Lu Yang, Delusional Mandala (still), 2015, single-channel video, colour, sound, 16 min 27 sec. © the artist. Courtesy the artist and Société, Berlin
Micro Era. Media Art from China at Kulturforum, Berlin, through 26 January 2020
How artists can respond to social change is one subject of Micro Era. Media Art from China at Berlin’s Kulturforum, which features moving-image artists Cao Fei, Lu Yang, Fang Di and Zhang Peili in a follow-up to 2001’s living in time. 29 contemporary artists from China. The narrative that this exhibition seeks to challenge seems by comparison to the above examples a little academic: video art’s reputation, ‘within the Euro-American context’, as a democratising artform. Yet by interrogating the presumption that the free circulation of information is necessarily empowering to the majority, it might be hoped the show draws attention to how unevenly distributed access to technology is shaping the way that ‘truth’ is being manufactured and disseminated.
Montien Boonma, Manual Traces in the Paddy Field with Fish Net and Spade, 1991, mixed media, dimensions variable. Courtesy the estate of the artist and Pearl Lam Galleries, Hong Kong & Shanghai
RIFTS: Thai contemporary artistic practices in transition at Bangkok Art and Culture Centre, through 24 November
At Bangkok Art and Culture Centre, meanwhile, RIFTS: Thai contemporary artistic practices in transition documents a comparably dramatic shift in the country’s production of contemporary art from the late 1980s onwards.
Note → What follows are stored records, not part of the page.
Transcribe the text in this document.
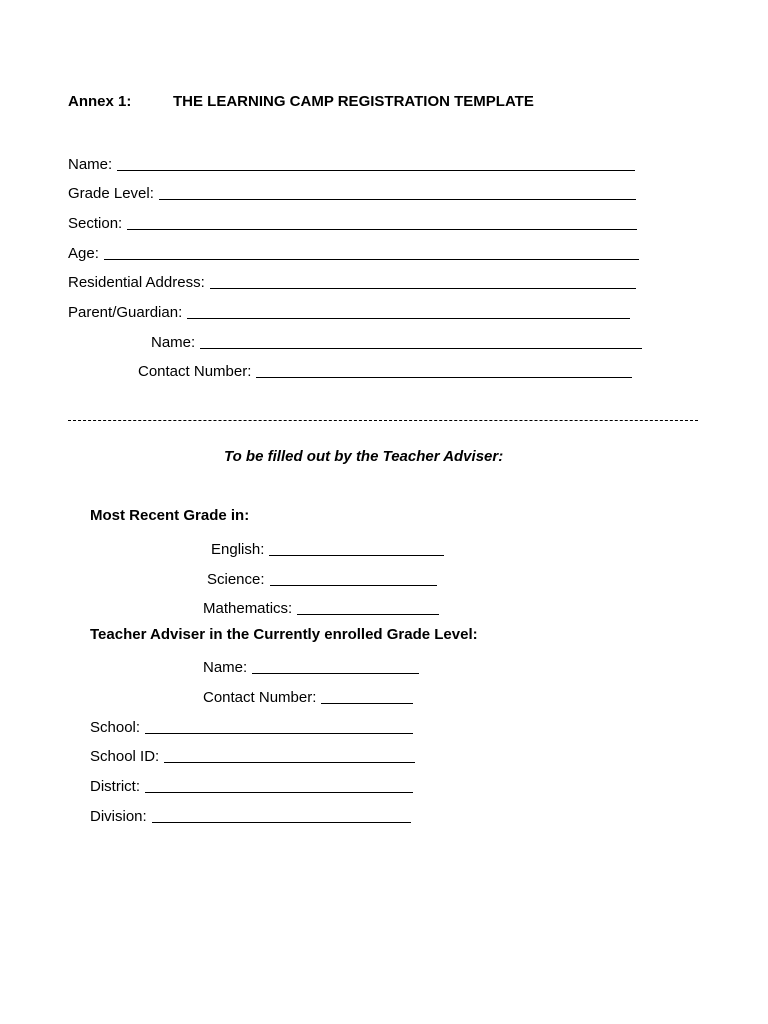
Annex 1:	THE LEARNING CAMP REGISTRATION TEMPLATE
Name:
Grade Level:
Section:
Age:
Residential Address:
Parent/Guardian:
Name:
Contact Number:
To be filled out by the Teacher Adviser:
Most Recent Grade in:
English:
Science:
Mathematics:
Teacher Adviser in the Currently enrolled Grade Level:
Name:
Contact Number:
School:
School ID:
District:
Division:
Those changes were effected through new infrastructures as much as new media or subject matters, with artists establishing independent spaces and transnational networks; that new connections fragment old unities is reflected in the ambivalent title. Nevertheless, the exhibition features many of the biggest stars among the artists who emerged onto the national and international stage during the 1990s and 2000s, among them Araya Rasdjarmrearnsook, Chatchai Puipia, Chumpon Apisuk, Kamin Lertchaiprasert, Kamol Phaosavasdi, Manit Sriwanichpoom, Michael Shaowanasai, Montien Boonma, Navin Rawanchaikul, Pinaree Sanpitak, Prasong Luemuang, Rirkrit Tiravanija and Tawatchai Puntusawasdi: a generation that continues to exert a huge influence on the kingdom’s artists today.
Part II of ArtReview Asia’s autumn previews to follow...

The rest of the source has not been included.